CS/HB 7035 — Juvenile Sentencing
by Judiciary Committee; Criminal Justice Subcommittee; and Rep. Grant and others (CS/SB 384 by Appropriations Committee and Senator Bradley)
This summary is provided for information only and does not represent the opinion of any Senator, Senate Officer, or Senate Office.
Prepared by: Criminal Justice Committee (CJ)
The bill conforms Florida law to recent United States Supreme Court decisions involving the sentencing of juvenile offenders. The bill provides that any offender who is convicted of murder that was committed before he or she was 18 years old may be sentenced to life imprisonment only after a mandatory hearing at which the judge considers certain factors relative to the offender’s age and attendant circumstances.
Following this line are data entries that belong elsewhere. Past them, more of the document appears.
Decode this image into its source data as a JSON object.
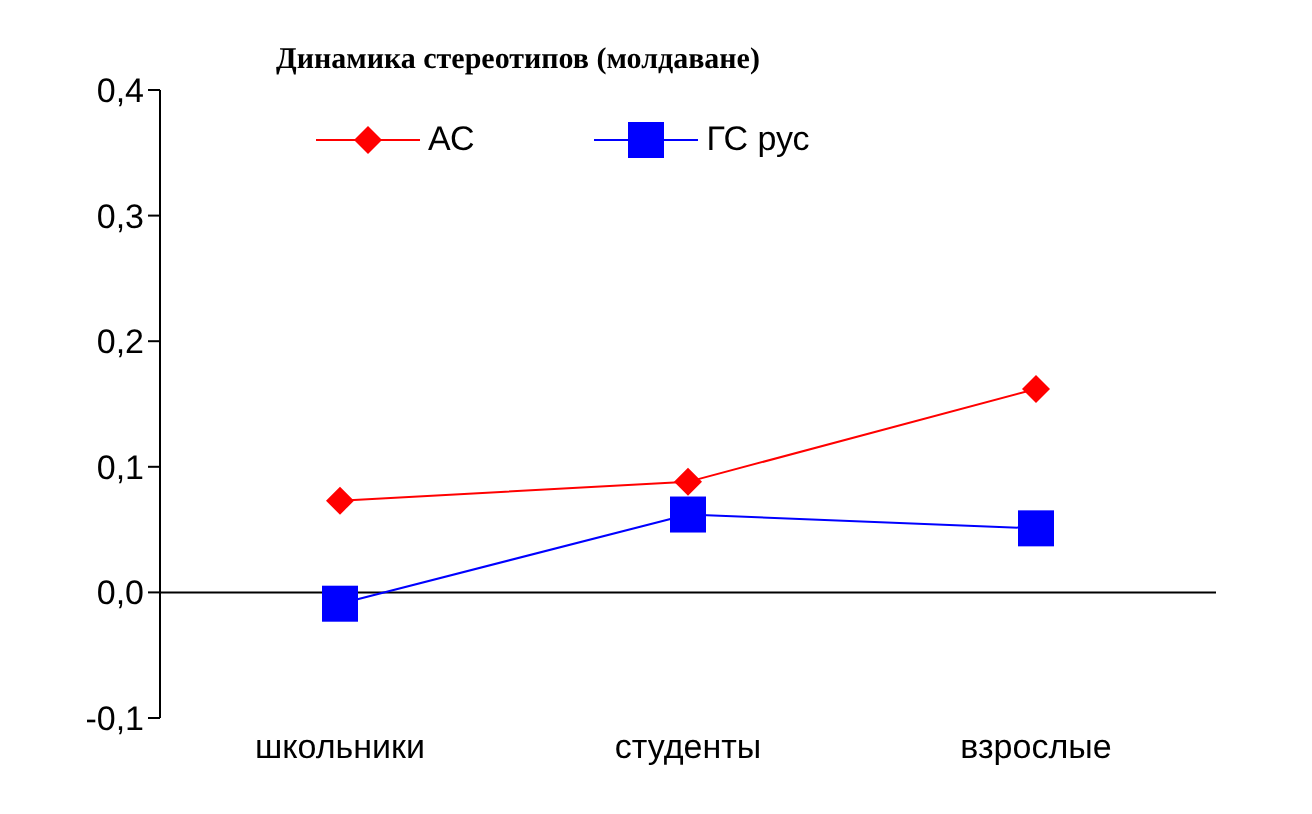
{
  "chart_data": {
    "type": "line",
    "title": "Динамика стереотипов (молдаване)",
    "categories": [
      "школьники",
      "студенты",
      "взрослые"
    ],
    "series": [
      {
        "name": "АС",
        "color": "#ff0000",
        "marker": "diamond",
        "values": [
          0.073,
          0.088,
          0.162
        ]
      },
      {
        "name": "ГС рус",
        "color": "#0000ff",
        "marker": "square",
        "values": [
          -0.009,
          0.062,
          0.051
        ]
      }
    ],
    "ylim": [
      -0.1,
      0.4
    ],
    "yticks": [
      {
        "value": -0.1,
        "label": "-0,1"
      },
      {
        "value": 0,
        "label": "0,0"
      },
      {
        "value": 0.1,
        "label": "0,1"
      },
      {
        "value": 0.2,
        "label": "0,2"
      },
      {
        "value": 0.3,
        "label": "0,3"
      },
      {
        "value": 0.4,
        "label": "0,4"
      }
    ],
    "ref_lines": [
      {
        "axis": "y",
        "value": 0,
        "color": "#000000"
      }
    ],
    "grid": false,
    "legend": "top left"
  }
}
For capital offenses, the judge must impose a minimum sentence of at least 40 years if the juvenile offender actually killed, intended to kill, or attempted to kill the victim.
The bill also provides for a judicial hearing to review the sentences of these juvenile offenders. A juvenile offender who is convicted of capital murder is entitled to a sentencing review after 25 years if he or she actually killed, intended to kill, or attempted to kill the victim, except when the offender has a prior conviction for an enumerated violent crime. A juvenile offender who is a capital murderer but who did not actually kill, intend to kill, or attempt to kill the victim is entitled to a sentencing review after 15 years.
A juvenile offender who is convicted of murder that is a life felony or a first degree felony punishable by life imprisonment is also entitled to a sentencing review after 25 years if he or she actually killed, intended to kill, or attempted to kill a victim. If the offender did not actually kill, intend to kill, or attempt to kill the victim, then he or she is entitled to a sentencing review after 15 years.
A juvenile offender who is sentenced to more than 20 years for a non-homicide offense is entitled to a sentence review hearing after 20 years and is entitled to another hearing after 30 years if not released sooner.
If the court that conducts any sentence review hearing determines that the offender has been rehabilitated and is fit to reenter society, the offender must be released with a modified sentence that requires serving a minimum term of 5 years of probation. Otherwise, the court must enter a written order stating the reasons for not modifying the sentence.
If approved by the Governor, these provisions take effect July 1, 2014.